Yom Yerushalayim to be marked in Fort Lee
Benjamin Krasna, deputy consul general of the Israel Consulate General in New York, will be the featured speaker at a community-wide celebration of Yom Yerushaliyim, Jerusalem Day, planned for Wednesday, May 16, at 7 p.m. at Cong. Gesher Shalom, the JCC of Fort Lee. The date coincides with the ‘8th of Iyar on the Hebrew calendar, the 40th anniversary of the reunification of Jerusalem that marked the victory of the Six Day War in 1967.
The occasion will be especially lively this year because of the anniversary, said David Hyman, community shaliach at United Jewish Federation of Northern New Jersey, whose Israel Program Center and the Jewish Community Relations Council is co-sponsoring the local festivities. (See page 31.)

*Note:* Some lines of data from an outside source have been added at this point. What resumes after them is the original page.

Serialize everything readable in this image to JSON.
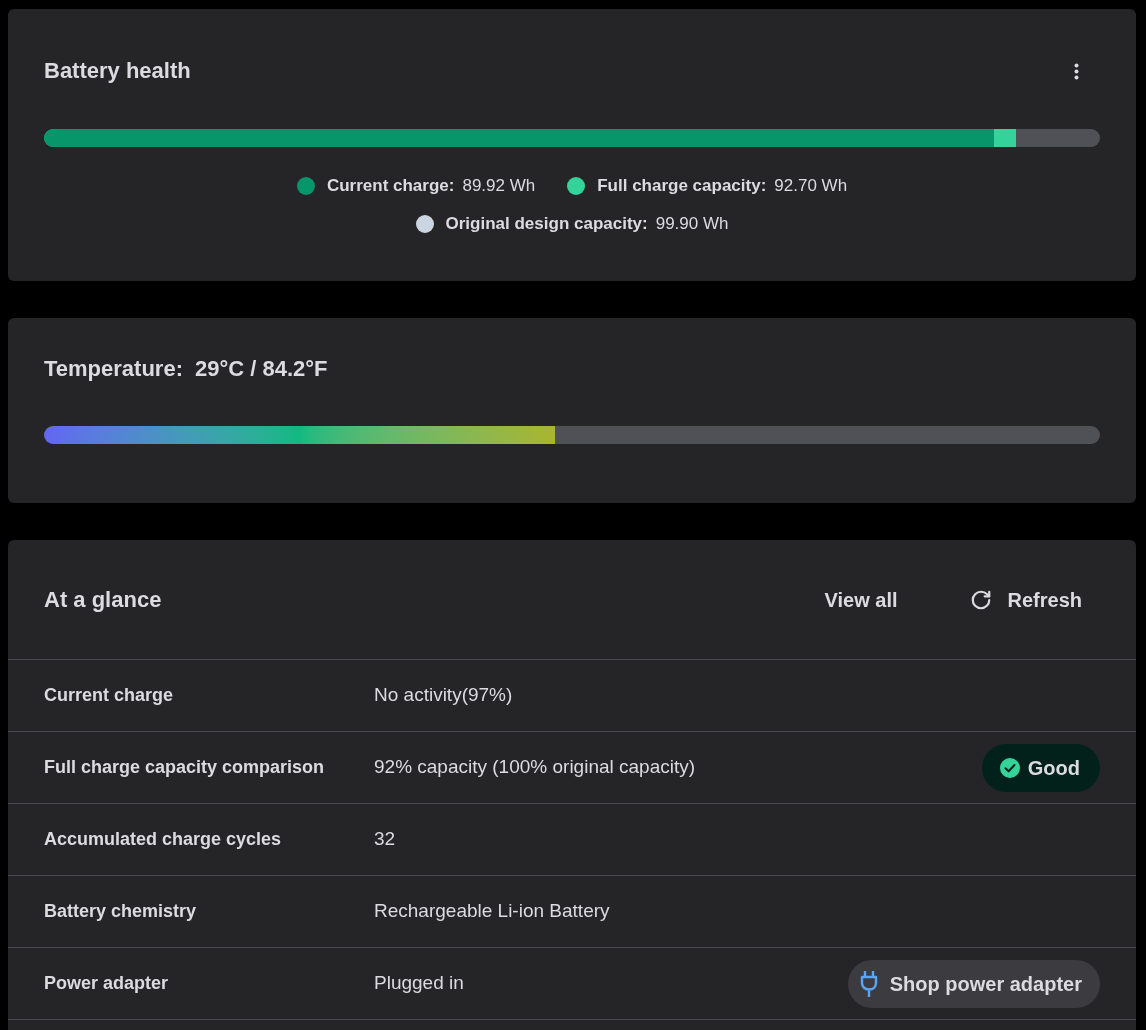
{
  "battery_health": {
    "title": "Battery health",
    "bar_segments": [
      {
        "level": 0.9,
        "color": "#079669"
      },
      {
        "level": 0.92,
        "color": "#34d399"
      }
    ],
    "legend": [
      {
        "label": "Current charge:",
        "value": "89.92 Wh",
        "color": "#079669"
      },
      {
        "label": "Full charge capacity:",
        "value": "92.70 Wh",
        "color": "#34d399"
      },
      {
        "label": "Original design capacity:",
        "value": "99.90 Wh",
        "color": "#cbd5e1"
      }
    ]
  },
  "temperature": {
    "label": "Temperature:",
    "value": "29°C / 84.2°F",
    "level": 0.484
  },
  "at_a_glance": {
    "title": "At a glance",
    "actions": [
      {
        "kind": "link",
        "label": "View all"
      },
      {
        "kind": "refresh",
        "label": "Refresh"
      }
    ],
    "rows": [
      {
        "label": "Current charge",
        "value": "No activity(97%)"
      },
      {
        "label": "Full charge capacity comparison",
        "value": "92% capacity (100% original capacity)",
        "extra": {
          "kind": "status",
          "text": "Good"
        }
      },
      {
        "label": "Accumulated charge cycles",
        "value": "32"
      },
      {
        "label": "Battery chemistry",
        "value": "Rechargeable Li-ion Battery"
      },
      {
        "label": "Power adapter",
        "value": "Plugged in",
        "extra": {
          "kind": "shop",
          "text": "Shop power adapter"
        }
      }
    ]
  }
}
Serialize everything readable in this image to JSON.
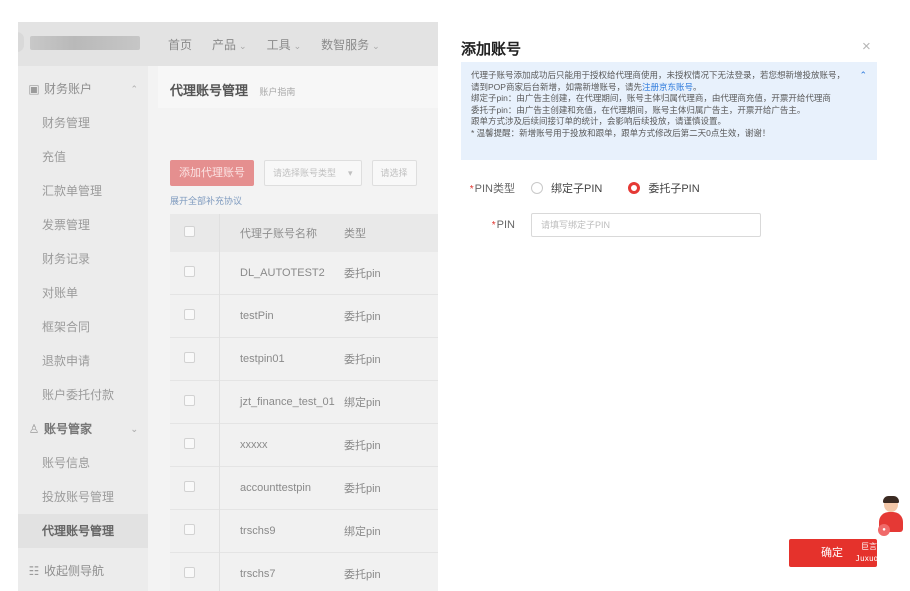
{
  "topnav": {
    "items": [
      {
        "label": "首页",
        "caret": ""
      },
      {
        "label": "产品",
        "caret": "⌄"
      },
      {
        "label": "工具",
        "caret": "⌄"
      },
      {
        "label": "数智服务",
        "caret": "⌄"
      }
    ]
  },
  "sidebar": {
    "finance_group": "财务账户",
    "finance_items": [
      "财务管理",
      "充值",
      "汇款单管理",
      "发票管理",
      "财务记录",
      "对账单",
      "框架合同",
      "退款申请",
      "账户委托付款"
    ],
    "account_group": "账号管家",
    "account_items": [
      "账号信息",
      "投放账号管理",
      "代理账号管理"
    ],
    "collapse_label": "收起侧导航"
  },
  "main": {
    "page_title": "代理账号管理",
    "page_subtitle": "账户指南",
    "add_button": "添加代理账号",
    "type_select_placeholder": "请选择账号类型",
    "second_select_placeholder": "请选择",
    "expand_link": "展开全部补充协议",
    "table": {
      "columns": [
        "代理子账号名称",
        "类型"
      ],
      "rows": [
        {
          "name": "DL_AUTOTEST2",
          "type": "委托pin"
        },
        {
          "name": "testPin",
          "type": "委托pin"
        },
        {
          "name": "testpin01",
          "type": "委托pin"
        },
        {
          "name": "jzt_finance_test_01",
          "type": "绑定pin"
        },
        {
          "name": "xxxxx",
          "type": "委托pin"
        },
        {
          "name": "accounttestpin",
          "type": "委托pin"
        },
        {
          "name": "trschs9",
          "type": "绑定pin"
        },
        {
          "name": "trschs7",
          "type": "委托pin"
        }
      ]
    }
  },
  "drawer": {
    "title": "添加账号",
    "close_icon": "×",
    "notice": {
      "line1": "代理子账号添加成功后只能用于授权给代理商使用，未授权情况下无法登录，若您想新增投放账号，",
      "line2_prefix": "请到POP商家后台新增，如需新增账号，请先",
      "line2_link": "注册京东账号",
      "line2_suffix": "。",
      "line3": "绑定子pin：由广告主创建，在代理期间，账号主体归属代理商，由代理商充值，开票开给代理商",
      "line4": "委托子pin：由广告主创建和充值，在代理期间，账号主体归属广告主，开票开给广告主。",
      "line5": "跟单方式涉及后续间接订单的统计，会影响后续投放，请谨慎设置。",
      "line6": "* 温馨提醒：新增账号用于投放和跟单，跟单方式修改后第二天0点生效，谢谢！",
      "collapse": "⌃"
    },
    "pin_type_label": "PIN类型",
    "pin_type_options": [
      "绑定子PIN",
      "委托子PIN"
    ],
    "pin_type_selected": "委托子PIN",
    "pin_label": "PIN",
    "pin_placeholder": "请填写绑定子PIN",
    "confirm_button": "确定"
  },
  "watermark": {
    "cn": "巨言",
    "en": "Juxuon"
  },
  "colors": {
    "accent": "#e5322c",
    "notice_bg": "#e8f1fc",
    "link": "#2f7bdc"
  }
}
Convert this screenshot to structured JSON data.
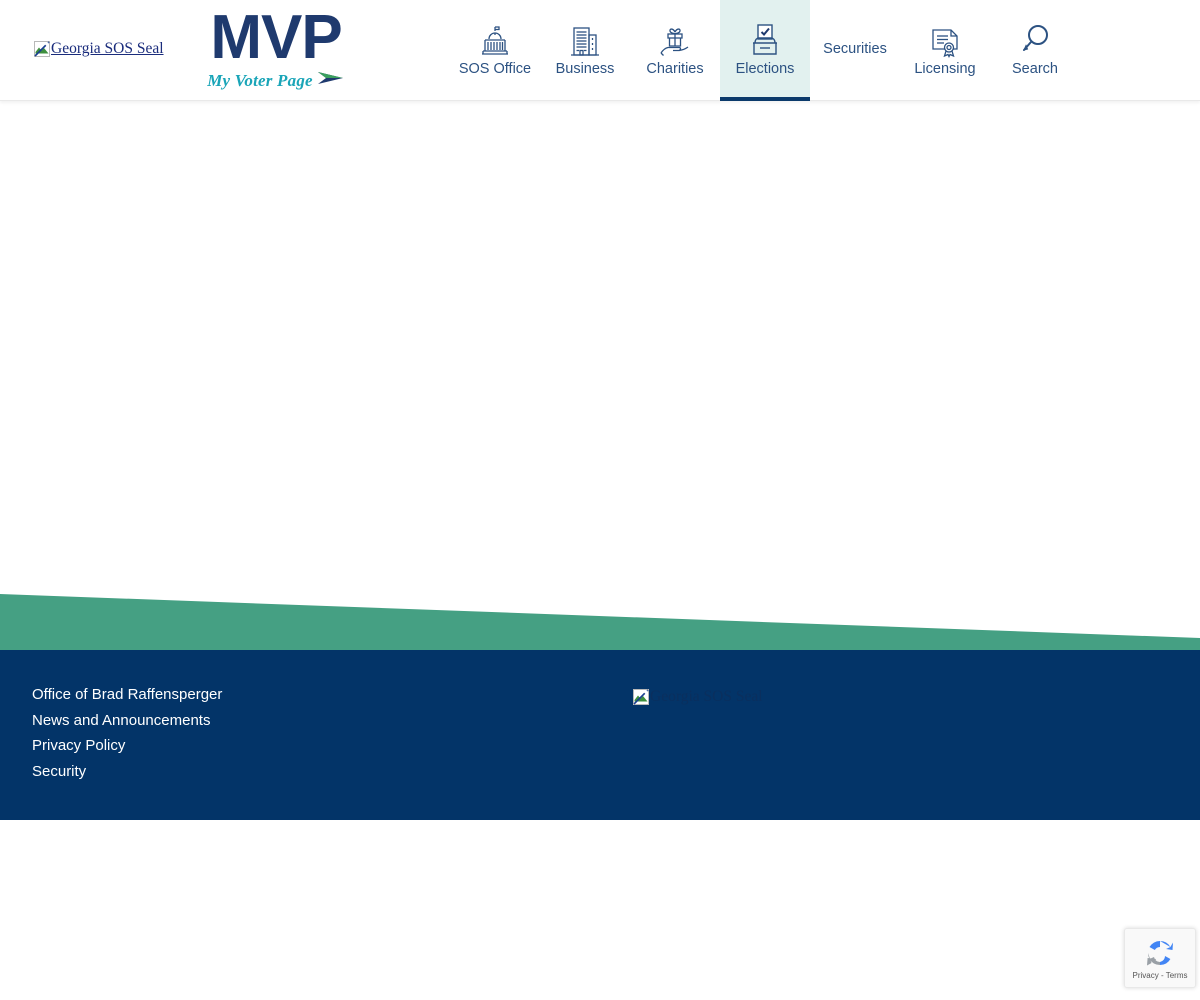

Krasna, who made aliyah in 1986 after graduating from Rutgers University with a bachelor’s degree in Middle Eastern studies, later earned master’s degrees in international management in a joint program of Boston University and Ben-Gurion University of the Negev and in international relations from Johns Hopkins University’s School of International Studies in Washington.
He said, in a telephone interview, that he will focus his remarks on the importance of Jerusalem and its centrality to Jewish life in Israel and the diaspora and emphasize how the city has developed in the past 40 years.
At the same time, said Krasna, he will encourage those seeking business and investment opportunities to keep Jerusalem top-of-mind, adding that even with its strong economic base, more can be accomplished. One of the city’s challenges, he noted, was a shortage of affordable housing for young families.
Krasna is also concerned about polishing Jerusalem’s image abroad and securing its future as the capital of Israel. "We have to still speak out very clearly of our belief that Jerusalem has to remain the eternal capital of Israel and the Jewish people and that people understand its significance and its history. Never before has Jerusalem been a freer or more thriving city and never has there been greater access to all of Jerusalem’s holy sites for all religions as there has been in the last 40 years."
Questioned about the potential division of Jerusalem if East Jerusalem is designated the capital of an eventual independent Palestinian state, Krasna said, "How to settle the very difficult political question will have to be part of the final settlement, and we don’t deny that it is part of final-status negotiations, like the issues of borders and refugees, but that can only happen when we have a partner with whom to discuss peace. We need a partner we can trust and rely on to live up to its commitments and recognize that terror is unacceptable and Israel has the right to exist as a safe, democratic Jewish state within safe borders with Jerusalem as its capital."
Before his return to the United States in his current post, Krasna served as a spokesman for the Israeli Consulate in The Hague and as deputy consul general in Istanbul. "The Turks often said to me," he recalled, "that one of their complaints about Suleiman the Magnificent [the Ottoman emperor, also known as "the lawgiver," who reigned from 15’0 to 1566] was that his greatest architectural feat was not in Turkey but it was Jerusalem." Suleiman’s military conquests included annexation of most of the Middle East.
After Israel’s War of Independence in 1948, Jerusalem’s Old City, half of the municipality, remained in Jordanian hands, noted Hyman. When war broke out in 1967, with Egypt in the Sinai to the south and with Syria in the Golan to the north, Jerusalem was not originally in the Israeli military sights. "To everyone’s surprise," said Hyman, "Jordan opened up another front and Israel seized the opportunity to reunify the city."
The conquering heroes were members of the 55th paratrooper brigade, a reserve unit under the command of Mordechai "Motta" Gur.
In addition to Krasna’s remarks, there will be a musical presentation by Gesher Shalom’s cantor, Paul Zim, and readings by the synagogue youth group of "Six Days and the Seven Gates of Jerusalem," a fictional account of the reunification, coordinated by Social Action Committee chairs Martha and David Cohen. A visiting group of middle-school students from the Amal School in Nahariya will participate as well, with songs and readings.
The event is free and open to the community.